APRC ought to be a magnet for manufacturers.

The entry list for the opening round of the 2014 Asia Pacific Championship, the International Rally of Whangarei, published this week, shows a depressing lack of serious manufacturer interest in the APRC.

Škoda is the only real manufacturer involved: last year it dominated proceedings, and will do the same this year. A third title beckons…

Good for Škoda, but for one of the biggest FIA rally championships to have become a de facto one-make series is sad – and also surprising.

The APRC offers great potential return – probably more than any other FIA Regional Rally Championship bar the ERC.

The Asia Pacific region contains some of the biggest emerging economies – China, India, Indonesia among them – plus traditional heartlands of rally: Japan, New Zealand and Australia.

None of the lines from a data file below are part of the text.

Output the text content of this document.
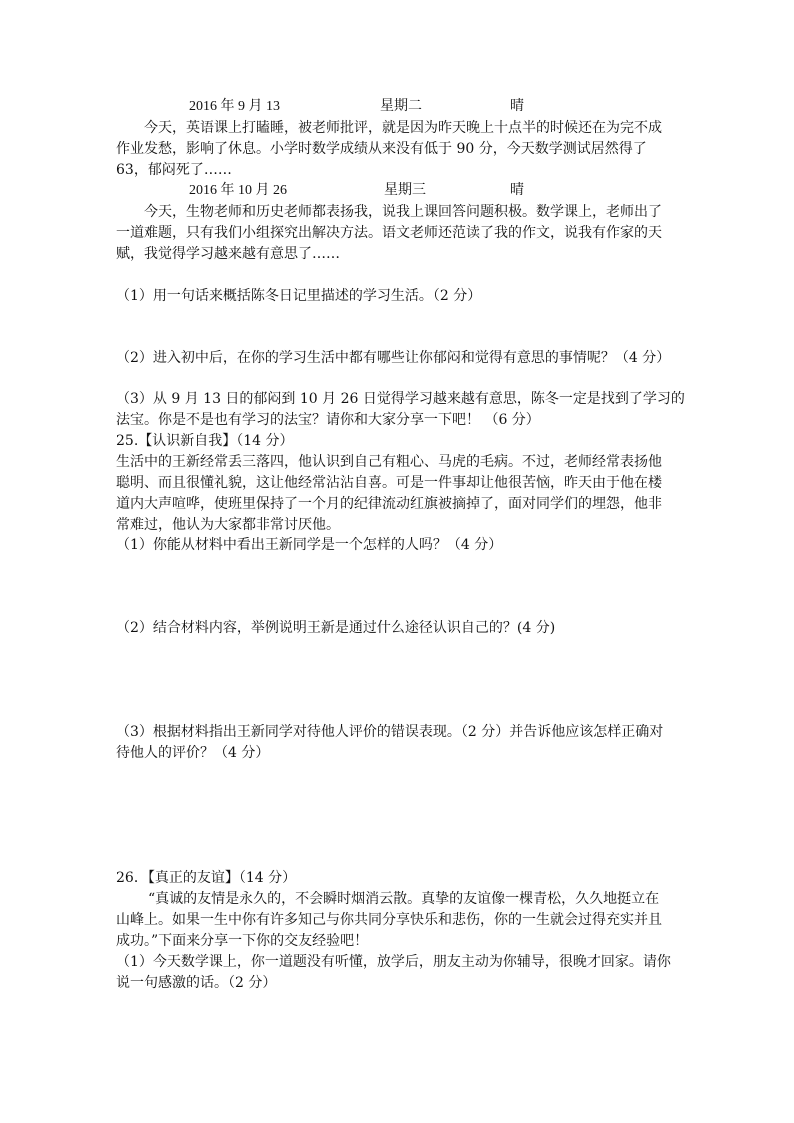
2016 年 9 月 13	星期二	晴
今天，英语课上打瞌睡，被老师批评，就是因为昨天晚上十点半的时候还在为完不成
作业发愁，影响了休息。小学时数学成绩从来没有低于 90 分，今天数学测试居然得了
63，郁闷死了……
2016 年 10 月 26	星期三	晴
今天，生物老师和历史老师都表扬我，说我上课回答问题积极。数学课上，老师出了
一道难题，只有我们小组探究出解决方法。语文老师还范读了我的作文，说我有作家的天
赋，我觉得学习越来越有意思了……
（1）用一句话来概括陈冬日记里描述的学习生活。（2 分）
（2）进入初中后，在你的学习生活中都有哪些让你郁闷和觉得有意思的事情呢？（4 分）
（3）从 9 月 13 日的郁闷到 10 月 26 日觉得学习越来越有意思，陈冬一定是找到了学习的
法宝。你是不是也有学习的法宝？请你和大家分享一下吧！ （6 分）
25.【认识新自我】（14 分）
生活中的王新经常丢三落四，他认识到自己有粗心、马虎的毛病。不过，老师经常表扬他
聪明、而且很懂礼貌，这让他经常沾沾自喜。可是一件事却让他很苦恼，昨天由于他在楼
道内大声喧哗，使班里保持了一个月的纪律流动红旗被摘掉了，面对同学们的埋怨，他非
常难过，他认为大家都非常讨厌他。
（1）你能从材料中看出王新同学是一个怎样的人吗？（4 分）
（2）结合材料内容，举例说明王新是通过什么途径认识自己的？(4 分)
（3）根据材料指出王新同学对待他人评价的错误表现。（2 分）并告诉他应该怎样正确对
待他人的评价？（4 分）
26．【真正的友谊】（14 分）
“真诚的友情是永久的，不会瞬时烟消云散。真挚的友谊像一棵青松，久久地挺立在
山峰上。如果一生中你有许多知己与你共同分享快乐和悲伤，你的一生就会过得充实并且
成功。”下面来分享一下你的交友经验吧！
（1）今天数学课上，你一道题没有听懂，放学后，朋友主动为你辅导，很晚才回家。请你
说一句感激的话。（2 分）
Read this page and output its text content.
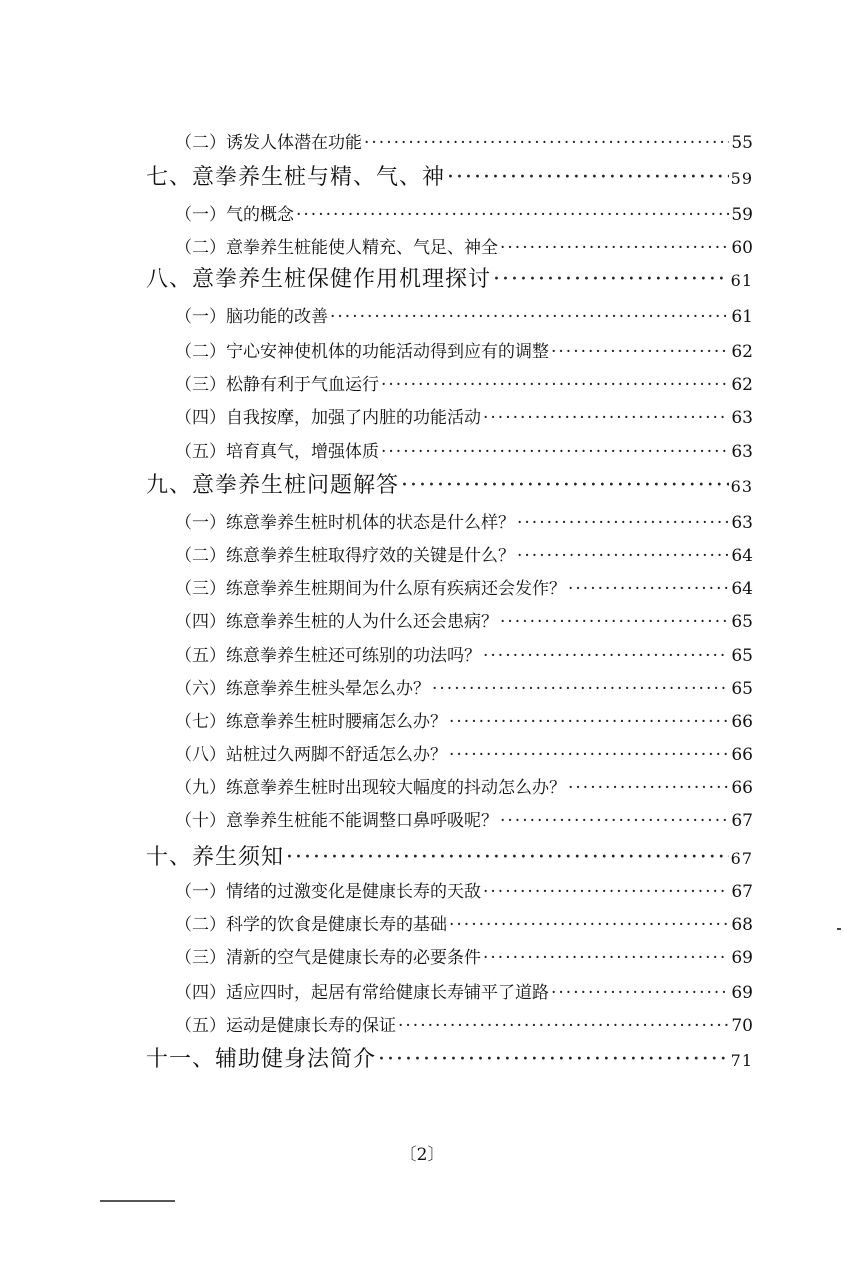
（二）诱发人体潜在功能 ·····	55
七、意拳养生桩与精、气、神 ·····	59
（一）气的概念 ·····	59
（二）意拳养生桩能使人精充、气足、神全 ·····	60
八、意拳养生桩保健作用机理探讨 ·····	61
（一）脑功能的改善 ·····	61
（二）宁心安神使机体的功能活动得到应有的调整 ·····	62
（三）松静有利于气血运行 ·····	62
（四）自我按摩，加强了内脏的功能活动 ·····	63
（五）培育真气，增强体质 ·····	63
九、意拳养生桩问题解答 ·····	63
（一）练意拳养生桩时机体的状态是什么样？ ·····	63
（二）练意拳养生桩取得疗效的关键是什么？ ·····	64
（三）练意拳养生桩期间为什么原有疾病还会发作？ ·····	64
（四）练意拳养生桩的人为什么还会患病？ ·····	65
（五）练意拳养生桩还可练别的功法吗？ ·····	65
（六）练意拳养生桩头晕怎么办？ ·····	65
（七）练意拳养生桩时腰痛怎么办？ ·····	66
（八）站桩过久两脚不舒适怎么办？ ·····	66
（九）练意拳养生桩时出现较大幅度的抖动怎么办？ ·····	66
（十）意拳养生桩能不能调整口鼻呼吸呢？ ·····	67
十、养生须知 ·····	67
（一）情绪的过激变化是健康长寿的天敌 ·····	67
（二）科学的饮食是健康长寿的基础 ·····	68
（三）清新的空气是健康长寿的必要条件 ·····	69
（四）适应四时，起居有常给健康长寿铺平了道路 ·····	69
（五）运动是健康长寿的保证 ·····	70
十一、辅助健身法简介 ·····	71
〔2〕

China ought to be worth it on its own. The new Chinese investment in PSA through Dongfeng is aimed – amongst other objectives – to triple sales of vehicles from their long-established joint venture in China. PSA is the parent for Citroën and Peugeot, and it’s not difficult to see why DS3s, 207s or 208s might not feature in APRC, which already receives coverage on Chinese TV

Volkswagen and Hyundai are 2 of the top-selling brands in China: both have the strongest involvement in rally. There are VW Polo S2000s running in South Africa: why not develop a car for APRC based on these?

Why not a Hyundai i20 to APRC spec? Chinese manufacturers might also be interested. The giant SAIC group sold almost 4.5m cars last year and owns MG. MGs are on sale in China. Why not an MG rally car for the APRC? It has a touch more credence to it than the MG WRC recently mooted.

In India, the number 2 car brand is Hyundai…. India has the reigning champion in Gaurav Gill. If brands like Maruti Suzuki and Mahindra & Mahindra also took an interest, who knows what might develop there?

Japan remains an enigma. Japanese cars dominated the APRC for years, with Proton the only serious non-Japanese rival until Škoda’s arrival.

New Zealand’s Michael Young used a Toyota Vitz – the alternative name for the Yaris – to win the APRC Junior Cup and Asia Cup last year, though he’s switched to a Proton for this season. Maybe Toyota could look to the Yaris 2000s currently leading the South African championship, and consider a team for the APRC. It would yield valuable experience ahead of any possible return to WRC later this decade.

So there are plenty of brands that might take an interest. If commercial attraction isn’t enough, perhaps a certain level of arm-twisting could/should take place in the high councils of the sport.